Indigenous peoples aspire for recognition under Chile’s new constitution
By Maria M. Mur
Santiago, Nov 6 (efe-epa).- Chile’s indigenous peoples have felt marginalized and ignored for more than two centuries, but they now see an opportunity with the drafting of a new national charter to finally obtain constitutional recognition.
“Under the (current dictatorship-era) constitution we don’t exist. There’s not a single mention of native peoples, and so there’s no avenue for the development of our collective, territorial, political, educational and linguistic rights,” Alihuen Antileo, spokesman for the Mapuche Political Platform, told Efe.
“We must be one of the few countries of Latin America where this situation persists,” Salvador Millaleo, an expert on indigenous affairs and University of Chile law professor, said in remarks to Efe.
Members of around 10 different indigenous groups make up around 12.8 percent of Chile’s population.
Mapuches account for the majority of that demographic group, according to the 2017 census, followed by members of the Aymara, Diaguita, Quechua and Rapa Nui ethnicities.
None of Chile’s three constitutions (1833, 1925 and 1980) since independence have recognized the existence of indigenous people in its territory, nor of their languages and cultures.
The only legal frameworks governing Chile’s indigenous peoples are Law 19.253 of 1993 and the International Labour Organization’s Convention 169, which was signed in 1989 but not ratified by that South American country until 2008.
That delay, according to Millaleo, “is symptomatic of what happens in Chile, a state that is still colonial, where its elites think of themselves as Europeans and think that things indigenous are an element of the past.”
But native peoples now have high expectations following last month’s historic constitutional referendum, when 78.2 percent of Chileans voted to scrap the current Pinochet-era (1973-1990) charter. Those hopes are especially buoyed by the possibility that Congress will reserve special seats for indigenous delegates on the assembly tasked with drafting the new constitution.
“No one better than us to defend our rights,” Antileo said.
Indigenous people’s demands include securing official status for their languages and enshrining rights to bilingual intercultural education, water resources and ancestral lands.
They also are calling for anti-discrimination protections and consolidation of the right to indigenous consultations.

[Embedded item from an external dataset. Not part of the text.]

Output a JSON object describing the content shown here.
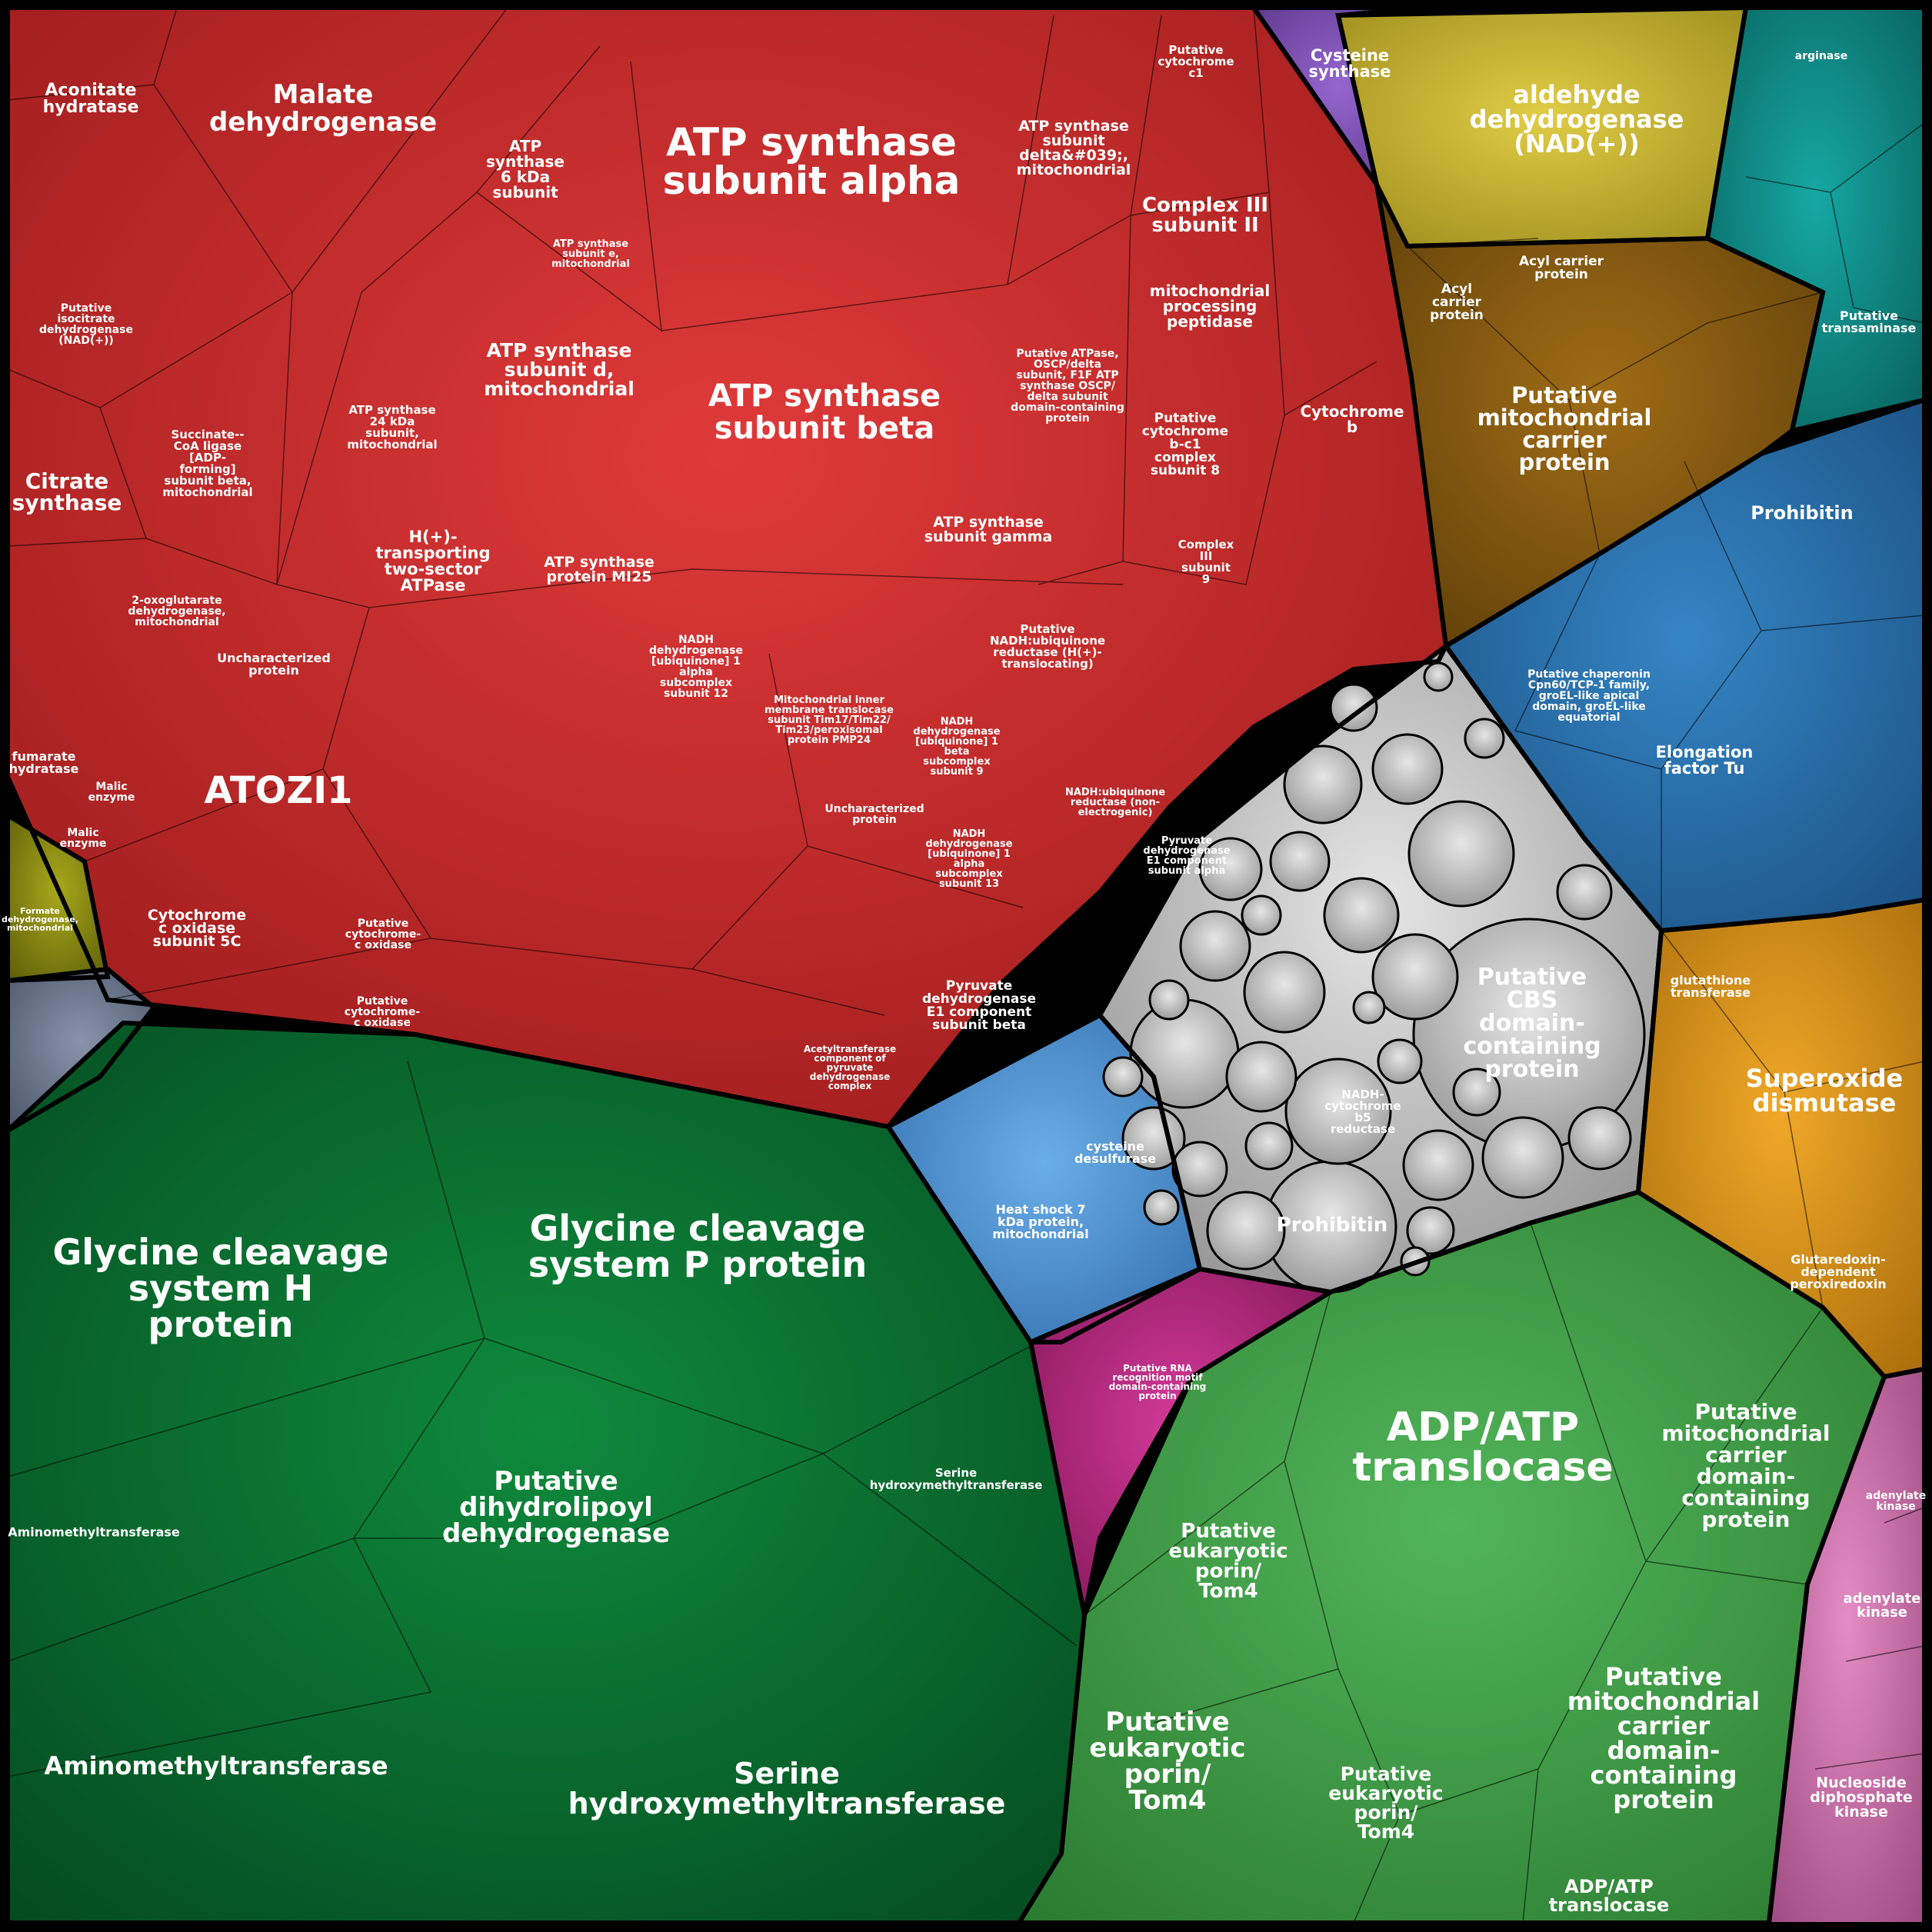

“Indigenous people’s relationship with nature is totally different from the capitalist extractivism that we have in Chile,” Hortensia Hidalgo, a member of the Aymara indigenous community and expert on human rights and international cooperation, told Efe.
Millaleo said for his part that indigenous people will not likely achieve all of their objectives, “but it’s going to be much more than what we have now.”
“There are those who talk about constitutional minimalism. I don’t think a constitution has to be very detailed. That’s what laws are for. But it does have to be sufficiently elaborated so it’s inclusive,” he added.
Bolivia and Ecuador are the prime regional examples in terms of indigenous self-determination, although Colombia, Mexico and Panama also have made major strides in recent years. Outside Latin America, Canada and New Zealand, which has just appointed its first Maori foreign minister, stand out in that regard.
“Within the precarious Chilean (situation), we’re a step ahead because we’re considered a special territory, although in 20 years no government” has moved to grant an autonomy statute, the mayor of the remote Easter Island, Rapa Nui leader Pedro Edmunds, told Efe.
Lack of recognition for indigenous peoples’ rights and their scant participation in the design of social policies are evident in poverty levels that are twice that of the rest of the population and in the constant threats to their rich culture.
Whereas 49 percent of Easter Island’s population spoke the Rapa Nui language in 1979, that figure today stands at just 4 percent. “That 4 percent speaks a dialect that we call ‘rapañol,’ half badly spoken Spanish and half Rapa Nui,” the mayor of that Pacific island lamented.